When University of Toronto researchers analyzed findings from 59 scientific weight-loss articles, including 48 randomized control trials, they concluded that the ability to adhere to a diet was the number one predictor of weight-loss results.
That said, carb cycling is intended to be a short-term strategy for weight loss, done over several weeks or max, a couple of months, says Gilles.
“You cannot eat this way forever,” he says. “Your body needs carbs to function properly. People who do carb cycle do it only until they achieve their goal.”
But even over the short term, an extreme carb-cycling approach that involves yo-yoing between ketogenic and high-carb days can put you at risk of unintended and nasty consequences, says Lori Zanini, R.D., C.D.E., a spokesperson for the Academy of Nutrition and Dietetics.

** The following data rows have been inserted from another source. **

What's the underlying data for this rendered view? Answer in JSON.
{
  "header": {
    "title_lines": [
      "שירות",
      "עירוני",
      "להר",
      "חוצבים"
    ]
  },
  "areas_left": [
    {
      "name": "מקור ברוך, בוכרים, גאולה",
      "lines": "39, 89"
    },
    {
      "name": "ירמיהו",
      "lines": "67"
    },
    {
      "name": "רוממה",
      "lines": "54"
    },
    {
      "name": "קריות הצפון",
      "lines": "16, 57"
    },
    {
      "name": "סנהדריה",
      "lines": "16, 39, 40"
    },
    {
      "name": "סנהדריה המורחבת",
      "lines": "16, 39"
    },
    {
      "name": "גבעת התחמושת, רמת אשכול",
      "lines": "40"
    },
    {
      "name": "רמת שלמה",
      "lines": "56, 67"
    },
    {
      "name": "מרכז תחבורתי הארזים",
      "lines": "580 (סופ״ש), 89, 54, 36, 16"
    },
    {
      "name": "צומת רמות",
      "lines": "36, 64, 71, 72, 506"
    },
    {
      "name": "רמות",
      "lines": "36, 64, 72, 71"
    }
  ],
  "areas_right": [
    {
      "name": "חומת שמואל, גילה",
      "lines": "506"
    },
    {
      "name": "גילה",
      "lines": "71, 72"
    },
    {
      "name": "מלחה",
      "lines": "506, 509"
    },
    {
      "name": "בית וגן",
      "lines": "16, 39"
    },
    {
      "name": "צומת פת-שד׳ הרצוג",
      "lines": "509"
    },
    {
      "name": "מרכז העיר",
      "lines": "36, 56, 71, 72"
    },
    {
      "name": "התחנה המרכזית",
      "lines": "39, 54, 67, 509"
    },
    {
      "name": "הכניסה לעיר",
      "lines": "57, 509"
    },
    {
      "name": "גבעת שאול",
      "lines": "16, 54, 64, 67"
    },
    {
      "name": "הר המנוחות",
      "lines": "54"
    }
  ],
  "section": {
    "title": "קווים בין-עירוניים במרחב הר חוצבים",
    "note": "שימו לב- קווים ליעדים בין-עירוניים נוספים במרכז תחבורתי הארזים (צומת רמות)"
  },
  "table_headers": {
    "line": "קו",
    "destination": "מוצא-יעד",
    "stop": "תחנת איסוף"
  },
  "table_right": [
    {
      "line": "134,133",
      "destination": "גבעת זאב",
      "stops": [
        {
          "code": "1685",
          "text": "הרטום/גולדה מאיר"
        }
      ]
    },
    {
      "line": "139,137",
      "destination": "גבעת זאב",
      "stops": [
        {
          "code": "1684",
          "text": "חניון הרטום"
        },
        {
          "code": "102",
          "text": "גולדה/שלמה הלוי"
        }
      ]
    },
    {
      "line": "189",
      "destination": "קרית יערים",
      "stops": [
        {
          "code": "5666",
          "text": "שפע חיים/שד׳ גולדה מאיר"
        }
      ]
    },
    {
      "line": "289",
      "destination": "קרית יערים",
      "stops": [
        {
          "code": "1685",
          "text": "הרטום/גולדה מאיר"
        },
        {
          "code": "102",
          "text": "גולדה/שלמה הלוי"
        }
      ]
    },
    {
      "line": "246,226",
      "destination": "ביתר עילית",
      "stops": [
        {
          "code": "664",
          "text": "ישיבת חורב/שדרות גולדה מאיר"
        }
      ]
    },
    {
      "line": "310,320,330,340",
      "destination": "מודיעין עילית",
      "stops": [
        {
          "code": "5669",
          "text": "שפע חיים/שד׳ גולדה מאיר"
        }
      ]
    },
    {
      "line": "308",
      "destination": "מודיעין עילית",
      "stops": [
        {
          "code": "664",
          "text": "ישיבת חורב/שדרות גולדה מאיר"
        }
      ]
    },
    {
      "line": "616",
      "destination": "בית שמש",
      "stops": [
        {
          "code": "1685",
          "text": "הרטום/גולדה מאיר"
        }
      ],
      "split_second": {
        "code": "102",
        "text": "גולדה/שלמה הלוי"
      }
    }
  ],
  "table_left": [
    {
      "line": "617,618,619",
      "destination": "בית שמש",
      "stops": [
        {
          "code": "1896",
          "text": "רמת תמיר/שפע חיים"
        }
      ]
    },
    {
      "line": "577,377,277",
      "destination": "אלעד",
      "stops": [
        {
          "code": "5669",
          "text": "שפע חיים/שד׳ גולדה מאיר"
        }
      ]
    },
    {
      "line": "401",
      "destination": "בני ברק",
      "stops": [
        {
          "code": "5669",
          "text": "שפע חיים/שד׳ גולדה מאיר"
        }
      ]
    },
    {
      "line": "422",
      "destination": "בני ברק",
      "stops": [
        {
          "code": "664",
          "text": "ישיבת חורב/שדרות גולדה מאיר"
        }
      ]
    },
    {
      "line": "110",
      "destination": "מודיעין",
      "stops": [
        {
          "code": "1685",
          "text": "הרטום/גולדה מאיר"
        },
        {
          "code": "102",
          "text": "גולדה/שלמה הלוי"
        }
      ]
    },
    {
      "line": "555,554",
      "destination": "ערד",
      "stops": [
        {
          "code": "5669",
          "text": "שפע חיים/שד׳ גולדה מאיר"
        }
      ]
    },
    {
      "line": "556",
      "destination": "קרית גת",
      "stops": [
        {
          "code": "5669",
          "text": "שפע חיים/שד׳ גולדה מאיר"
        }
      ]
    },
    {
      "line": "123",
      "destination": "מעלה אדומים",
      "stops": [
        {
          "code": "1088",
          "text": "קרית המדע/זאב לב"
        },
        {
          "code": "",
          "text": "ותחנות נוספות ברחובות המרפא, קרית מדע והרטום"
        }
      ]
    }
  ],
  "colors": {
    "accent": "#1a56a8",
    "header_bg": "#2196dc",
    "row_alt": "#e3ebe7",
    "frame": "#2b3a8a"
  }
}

“Our brain requires a minimum of 130 grams of carbohydrates per day, and if you are physically active your needs increase even more, which is important to consider for overall health,” she says. “In carb cycling, you’re manipulating your body’s fuel sources to the point right before your glycogen stores are completely depleted and muscle protein breakdown starts to occur. That’s when you stock back up with carbs, trying to prevent long-term detrimental effects on our body’s hormone balance and metabolism. When maintained for too long, extremely low-carb diets lower thyroid hormone (T3), testosterone, leptin, serotonin, and insulin levels, while increasing levels of the stress hormone cortisol.”
Unless you’re getting regular blood tests, there’s no surefire way of knowing when you’ve hit that line — until you’ve already crossed it and start to see your results and health suffer.
How to Carb Cycle the Right Way
If you decide carb cycling is a plan that’s right for you for a little while, there are a few things to keep in mind: Start by knowing when to go low and when to go high.
“Match your food intake to your activities,” says Gilles. “Eat more carbs on days that you exercise or exercise hard, but you don’t need to go to extremes.”
While the current RDA of 130 grams of carbs per day will cover your body’s basic fuel needs, you’ll need roughly 60 additional grams of carbs per hour of intense exercise each day, says Donald K. Layman, Ph.D., professor emeritus of food science and human nutrition at the University of Illinois.
If you sandwich your exercise between those extra carbs, all the better.
While, for the best results, you need to hit your workouts with plenty of carbs on board, research published in the Journal of the International Society of Sports Nutrition also shows that post-workout carbs help the body recover and build muscle so that you get more out of every single sweat session.
In the end, just remember that carbs are fuel. Treat them that way, and you’re on the right track to losing weight.